Семен Петрович проводил гостя на аэродром, сам выпустил его в воздух. Возвратившись, он застал в своем кабинете штурмана Гришина: тот сидел, углубившись в плановую таблицу, и делал в ней какие-то пометки карандашом. Соображая и обдумывая что-то, он по привычке ерошил шевелюру.
— Беда, товарищ полковник, — сказал он. — Вы только поглядите, что тут планирует ваш помощник.
— А что?
— Воздушный бой чуть ли не на боевом потолке самолетов. Допустим, летчики поднимутся на такую высоту. Допустим. Но где гарантия, что кто-нибудь не сорвется?
— Вот гарантия, Алексей Александрович, — полковник размашисто подписал плановую таблицу.

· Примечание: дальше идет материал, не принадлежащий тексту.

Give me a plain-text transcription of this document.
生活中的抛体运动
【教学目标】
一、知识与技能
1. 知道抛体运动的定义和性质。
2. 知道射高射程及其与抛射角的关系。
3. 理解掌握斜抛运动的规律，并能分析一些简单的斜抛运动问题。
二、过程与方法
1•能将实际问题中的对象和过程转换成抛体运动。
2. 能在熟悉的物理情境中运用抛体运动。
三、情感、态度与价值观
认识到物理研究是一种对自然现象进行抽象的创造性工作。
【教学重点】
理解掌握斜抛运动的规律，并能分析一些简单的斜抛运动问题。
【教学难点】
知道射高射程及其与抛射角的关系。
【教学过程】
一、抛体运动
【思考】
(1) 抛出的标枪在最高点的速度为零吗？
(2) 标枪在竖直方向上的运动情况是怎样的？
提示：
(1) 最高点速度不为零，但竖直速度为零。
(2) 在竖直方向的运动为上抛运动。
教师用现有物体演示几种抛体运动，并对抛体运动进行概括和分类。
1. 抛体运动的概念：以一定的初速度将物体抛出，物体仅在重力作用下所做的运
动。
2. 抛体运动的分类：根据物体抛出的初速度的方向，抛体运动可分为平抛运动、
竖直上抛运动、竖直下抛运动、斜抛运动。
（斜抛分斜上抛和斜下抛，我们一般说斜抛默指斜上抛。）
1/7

— Вы смертный приговор подписали летчикам, а не плановую таблицу полетов, — пробормотал штурман, покидая кабинет.
Полковник вернул его назад.
— Как? Как вы сказали?
Гришина всего передернуло, и он стал похож на драчливого петуха.
— Я сказал грубо, но правду.
— Так… Значит, смертный приговор, говорите? А вам известно, на какую высоту поднимаются современные реактивные бомбардировщики? Известно? Какого же черта вы ратуете за то, чтобы наши истребители вели бои на средних высотах? Кого они будут там уничтожать — воробьев?
— Подобный вопрос я уже слышал от Поддубного.
— Так извольте выслушать и от меня! — запальчиво крикнул полковник и так стукнул кулаком по столу, что чернильница подскочила.
Обомлев, Гришин вытянулся в струнку.
Лиля не знала о случае с Телюковым и поэтому никак не могла разобраться в непонятном поведении Поддубного за последнее время. Он на приходил.
«Разлюбил? Остерегается матери?» — терзалась она в догадках.
Ей хотелось самой пойти к нему, да как-то неудобно… Рядом, в одном коттедже, молодые летчики живут. Еще пойдет молва, до матери докатится.
Сегодня — воскресенье. Лиля выпросила у отца машину, чтобы съездить в аул к своей школьной подруге Зейнаб. Таила надежду, что и Поддубный поедет с ней — это была бы чудесная прогулка! Теперь, оказывается, придется ехать одной…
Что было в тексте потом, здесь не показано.